Un revirement stratégique
Dans un communiqué, LFI explique que sa participation vise à "défendre une approche globale contre toutes les formes de racisme et de discrimination". Le parti insiste sur la nécessité de ne pas réduire la lutte contre l'antisémitisme à un seul texte de loi, mais de l'inscrire dans une politique plus large d'éducation et de prévention.
Les réactions politiques
Cette décision a suscité des réactions contrastées au sein de la classe politique. La majorité présidentielle a salué "un geste responsable", tandis que certains partis d'opposition y voient une manœuvre électoraliste. Des associations de lutte contre l'antisémitisme ont exprimé leur satisfaction, tout en appelant à des actions concrètes.
Le projet de loi, présenté par le ministre de l'Intérieur, vise à renforcer les sanctions contre les actes antisémites et à mieux protéger les lieux de culte. Il prévoit notamment la création d'un délit spécifique pour les propos haineux en ligne.
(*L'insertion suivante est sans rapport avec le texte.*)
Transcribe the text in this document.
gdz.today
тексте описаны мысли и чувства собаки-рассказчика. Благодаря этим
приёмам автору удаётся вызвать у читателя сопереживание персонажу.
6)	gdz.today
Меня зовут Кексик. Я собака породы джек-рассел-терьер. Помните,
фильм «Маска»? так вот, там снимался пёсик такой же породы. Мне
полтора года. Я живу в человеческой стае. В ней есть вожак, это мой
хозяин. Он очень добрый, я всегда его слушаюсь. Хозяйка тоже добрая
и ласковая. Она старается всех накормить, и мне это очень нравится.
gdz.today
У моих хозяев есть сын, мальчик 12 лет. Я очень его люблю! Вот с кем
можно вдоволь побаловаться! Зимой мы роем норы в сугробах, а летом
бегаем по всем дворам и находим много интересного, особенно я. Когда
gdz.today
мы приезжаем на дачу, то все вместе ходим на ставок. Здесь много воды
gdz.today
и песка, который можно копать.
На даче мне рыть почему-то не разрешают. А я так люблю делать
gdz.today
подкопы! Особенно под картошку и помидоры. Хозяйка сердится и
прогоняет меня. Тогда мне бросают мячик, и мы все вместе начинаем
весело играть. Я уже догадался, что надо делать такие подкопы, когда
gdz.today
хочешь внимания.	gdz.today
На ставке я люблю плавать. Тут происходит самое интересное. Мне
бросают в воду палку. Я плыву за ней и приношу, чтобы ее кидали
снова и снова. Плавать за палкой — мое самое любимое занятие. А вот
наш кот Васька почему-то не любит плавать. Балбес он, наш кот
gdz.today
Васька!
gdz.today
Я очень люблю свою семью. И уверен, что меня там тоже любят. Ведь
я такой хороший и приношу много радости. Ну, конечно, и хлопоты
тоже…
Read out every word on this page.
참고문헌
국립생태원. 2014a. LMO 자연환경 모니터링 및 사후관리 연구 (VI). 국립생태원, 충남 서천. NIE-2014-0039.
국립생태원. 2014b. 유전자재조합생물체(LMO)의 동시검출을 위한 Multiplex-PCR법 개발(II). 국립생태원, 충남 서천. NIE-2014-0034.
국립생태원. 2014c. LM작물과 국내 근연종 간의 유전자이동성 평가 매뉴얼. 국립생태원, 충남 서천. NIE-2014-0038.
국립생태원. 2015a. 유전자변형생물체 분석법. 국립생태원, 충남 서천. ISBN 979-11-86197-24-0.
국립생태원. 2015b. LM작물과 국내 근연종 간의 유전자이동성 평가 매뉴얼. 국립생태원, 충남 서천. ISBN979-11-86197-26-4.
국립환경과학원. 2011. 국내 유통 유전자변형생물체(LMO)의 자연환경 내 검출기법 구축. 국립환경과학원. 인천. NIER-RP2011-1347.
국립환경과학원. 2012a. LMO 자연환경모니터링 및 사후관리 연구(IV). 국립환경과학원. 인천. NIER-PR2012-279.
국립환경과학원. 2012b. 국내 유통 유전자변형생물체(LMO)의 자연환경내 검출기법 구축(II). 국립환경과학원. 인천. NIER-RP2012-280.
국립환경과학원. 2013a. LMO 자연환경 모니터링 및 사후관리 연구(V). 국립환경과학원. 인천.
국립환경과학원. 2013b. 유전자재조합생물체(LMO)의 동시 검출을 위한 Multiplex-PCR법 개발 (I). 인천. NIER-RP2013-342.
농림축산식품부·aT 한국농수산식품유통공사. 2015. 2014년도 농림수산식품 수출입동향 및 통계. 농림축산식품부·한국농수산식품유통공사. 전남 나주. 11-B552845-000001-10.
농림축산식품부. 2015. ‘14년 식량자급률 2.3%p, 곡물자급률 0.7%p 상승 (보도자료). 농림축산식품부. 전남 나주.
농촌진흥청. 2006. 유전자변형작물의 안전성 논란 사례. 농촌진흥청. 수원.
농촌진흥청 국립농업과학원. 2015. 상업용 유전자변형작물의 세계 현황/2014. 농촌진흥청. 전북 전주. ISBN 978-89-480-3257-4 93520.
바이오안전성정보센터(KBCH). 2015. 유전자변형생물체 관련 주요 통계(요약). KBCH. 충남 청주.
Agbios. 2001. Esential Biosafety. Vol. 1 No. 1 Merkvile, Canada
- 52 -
La réunion doit se tenir jeudi prochain au ministère de l'Intérieur. LFI y sera représentée par deux députés, dont le coordinateur du parti. Ils entendent porter des amendements pour élargir le champ du texte à d'autres formes de discrimination.
Ce revirement intervient alors que les tensions sont vives autour de la question de l'antisémitisme en France, avec une hausse des actes recensés ces dernières années. Le gouvernement espère que cette réunion permettra de dégager un consensus large.